Structurally, the book is broken into short segments alternating perspectives between Abigail who moves to town with her husband, and Esme, a young woman who grew up in Soap Lake and is brutally murdered when she returns to town after a time away. Much of Esme’s story is told in flashback until it catches up to the current time. Abigail’s story is in the present, and the two come together early in the book. It takes a good deal of flashback to make the present make sense. The mysteries involve determining both why Esme died and whodunit along with unraveling some history surrounding the lake and the town. Abigail becomes the amateur sleuth searching for answers because one morning she happens upon George, Esme’s terrified and tattered young son running from the desert.
Beyond Esme and Abigail, Abigail’s husband Eli is a presence in the story. He’s a limnologist who came to Soap Lake specifically to study the lake’s oddities, although he spends a good portion of the book across the planet in Poland. When he comes back, things really heat up, but not because he returns, he just has good timing. Sophia is Abigail’s neighbor and befriends her helping her investigate the situation. Sophia has a troubled past, but she’s working hard to get her life in order. Esme’s older brother Daniel is also an important character who Abigail befriends after she finds George. Abigail also befriends a local police officer, Abe Krunk who generally just goes by Krunk. He’s clearly in the wrong job, but he wants to do what’s right. People from Esme’s childhood abound, and being a small town, everyone knows everyone else’s business.
There’s also an urban legend in the background – Treetop – a monster who haunts the orchards on the outskirts of town and terrorizes people young and old. Esme has seen things over the years, although she’s unable to make people believe what she actually saw regarding Treetop. Although that arc is complete fiction it is an anchoring facet of the story. Being new to the town, Abigail isn’t initially familiar with the legend, but over time she comes to learn its history and unintentionally comes far closer to the powers behind the legend than is generally healthy while racing to unravel its manifestation before she becomes its victim.

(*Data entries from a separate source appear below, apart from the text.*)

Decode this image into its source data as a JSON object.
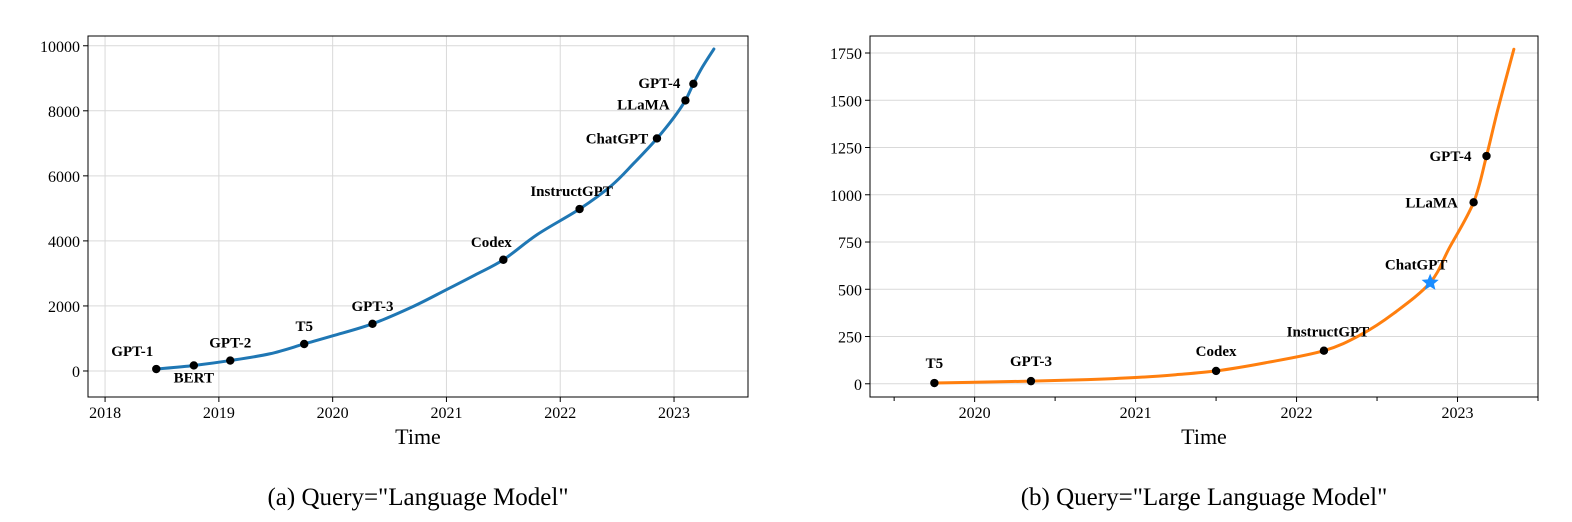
{
  "chart_data": [
    {
      "type": "line",
      "xlabel": "Time",
      "ylabel": "",
      "caption": "(a) Query=\"Language Model\"",
      "xlim": [
        2017.85,
        2023.65
      ],
      "ylim": [
        -800,
        10300
      ],
      "x_ticks": [
        2018,
        2019,
        2020,
        2021,
        2022,
        2023
      ],
      "x_tick_labels": [
        "2018",
        "2019",
        "2020",
        "2021",
        "2022",
        "2023"
      ],
      "y_ticks": [
        0,
        2000,
        4000,
        6000,
        8000,
        10000
      ],
      "y_tick_labels": [
        "0",
        "2000",
        "4000",
        "6000",
        "8000",
        "10000"
      ],
      "grid": true,
      "line_color": "#1f77b4",
      "series": [
        {
          "x": [
            2018.45,
            2018.78,
            2019.1,
            2019.45,
            2019.75,
            2020.0,
            2020.35,
            2020.7,
            2021.0,
            2021.25,
            2021.5,
            2021.8,
            2022.17,
            2022.45,
            2022.65,
            2022.85,
            2023.0,
            2023.1,
            2023.17,
            2023.25,
            2023.35
          ],
          "y": [
            60,
            170,
            320,
            530,
            830,
            1080,
            1450,
            1970,
            2500,
            2950,
            3420,
            4200,
            4980,
            5700,
            6400,
            7150,
            7800,
            8320,
            8830,
            9350,
            9900
          ]
        }
      ],
      "points": [
        {
          "label": "GPT-1",
          "x": 2018.45,
          "y": 60,
          "dx": -24,
          "dy": -13
        },
        {
          "label": "BERT",
          "x": 2018.78,
          "y": 170,
          "dx": 0,
          "dy": 17
        },
        {
          "label": "GPT-2",
          "x": 2019.1,
          "y": 320,
          "dx": 0,
          "dy": -13
        },
        {
          "label": "T5",
          "x": 2019.75,
          "y": 830,
          "dx": 0,
          "dy": -13
        },
        {
          "label": "GPT-3",
          "x": 2020.35,
          "y": 1450,
          "dx": 0,
          "dy": -13
        },
        {
          "label": "Codex",
          "x": 2021.5,
          "y": 3420,
          "dx": -12,
          "dy": -13
        },
        {
          "label": "InstructGPT",
          "x": 2022.17,
          "y": 4980,
          "dx": -8,
          "dy": -13
        },
        {
          "label": "ChatGPT",
          "x": 2022.85,
          "y": 7150,
          "dx": -40,
          "dy": 5
        },
        {
          "label": "LLaMA",
          "x": 2023.1,
          "y": 8320,
          "dx": -42,
          "dy": 9
        },
        {
          "label": "GPT-4",
          "x": 2023.17,
          "y": 8830,
          "dx": -34,
          "dy": 4
        }
      ],
      "highlight": null
    },
    {
      "type": "line",
      "xlabel": "Time",
      "ylabel": "",
      "caption": "(b) Query=\"Large Language Model\"",
      "xlim": [
        2019.35,
        2023.5
      ],
      "ylim": [
        -70,
        1840
      ],
      "x_ticks": [
        2020,
        2021,
        2022,
        2023
      ],
      "x_tick_labels": [
        "2020",
        "2021",
        "2022",
        "2023"
      ],
      "x_minor_ticks": [
        2019.5,
        2020.5,
        2021.5,
        2022.5,
        2023.5
      ],
      "y_ticks": [
        0,
        250,
        500,
        750,
        1000,
        1250,
        1500,
        1750
      ],
      "y_tick_labels": [
        "0",
        "250",
        "500",
        "750",
        "1000",
        "1250",
        "1500",
        "1750"
      ],
      "grid": true,
      "line_color": "#ff7f0e",
      "series": [
        {
          "x": [
            2019.75,
            2020.0,
            2020.35,
            2020.7,
            2021.0,
            2021.25,
            2021.5,
            2021.8,
            2022.17,
            2022.4,
            2022.6,
            2022.83,
            2022.95,
            2023.1,
            2023.18,
            2023.25,
            2023.35
          ],
          "y": [
            4,
            8,
            14,
            22,
            33,
            48,
            68,
            110,
            175,
            260,
            370,
            535,
            720,
            960,
            1205,
            1450,
            1770
          ]
        }
      ],
      "points": [
        {
          "label": "T5",
          "x": 2019.75,
          "y": 4,
          "dx": 0,
          "dy": -15
        },
        {
          "label": "GPT-3",
          "x": 2020.35,
          "y": 14,
          "dx": 0,
          "dy": -15
        },
        {
          "label": "Codex",
          "x": 2021.5,
          "y": 68,
          "dx": 0,
          "dy": -15
        },
        {
          "label": "InstructGPT",
          "x": 2022.17,
          "y": 175,
          "dx": 4,
          "dy": -14
        },
        {
          "label": "LLaMA",
          "x": 2023.1,
          "y": 960,
          "dx": -42,
          "dy": 5
        },
        {
          "label": "GPT-4",
          "x": 2023.18,
          "y": 1205,
          "dx": -36,
          "dy": 5
        }
      ],
      "highlight": {
        "label": "ChatGPT",
        "x": 2022.83,
        "y": 535,
        "dx": -14,
        "dy": -13,
        "color": "#1a8cff"
      }
    }
  ]
}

Sullivan paints vivid pictures for readers despite the landscape being less than stunning. Readers come to understand the dusty, oppressively hot desert backdrop along with the unique characteristics of the lake. The fictional extensions of the science that come to light are less believable, although they are central to the conspiracy that’s uncovered through Abigail’s investigation. Along the way, she and Eli track down Eli’s predecessor who helps them understand what happened to the lake. Despite the dramatic conspiracy that’s central to the plot and the town’s primary industry, the resolution to Esme’s murder seems almost an afterthought being unconnected to the bigger controversy.
As he did in his first book, Sullivan shows how childhood trauma can color one’s entire life, this time with dangerous consequences. And also like the first book, he slowly reveals the depths of that trauma once readers have become attached to the characters involved as he explores and reveals some pathological behavior from some unexpected sources.
The problem is that Sullivan’s various arcs are more disjoint this time, and when he pulls them together in the end, it’s a bit of a force fit. Still, he leaves open the possibility to continue Abigail’s story along with a few of the friends she’s made along the way should he later choose to revisit this character set. It would be interesting to see how George turns out once he grows up.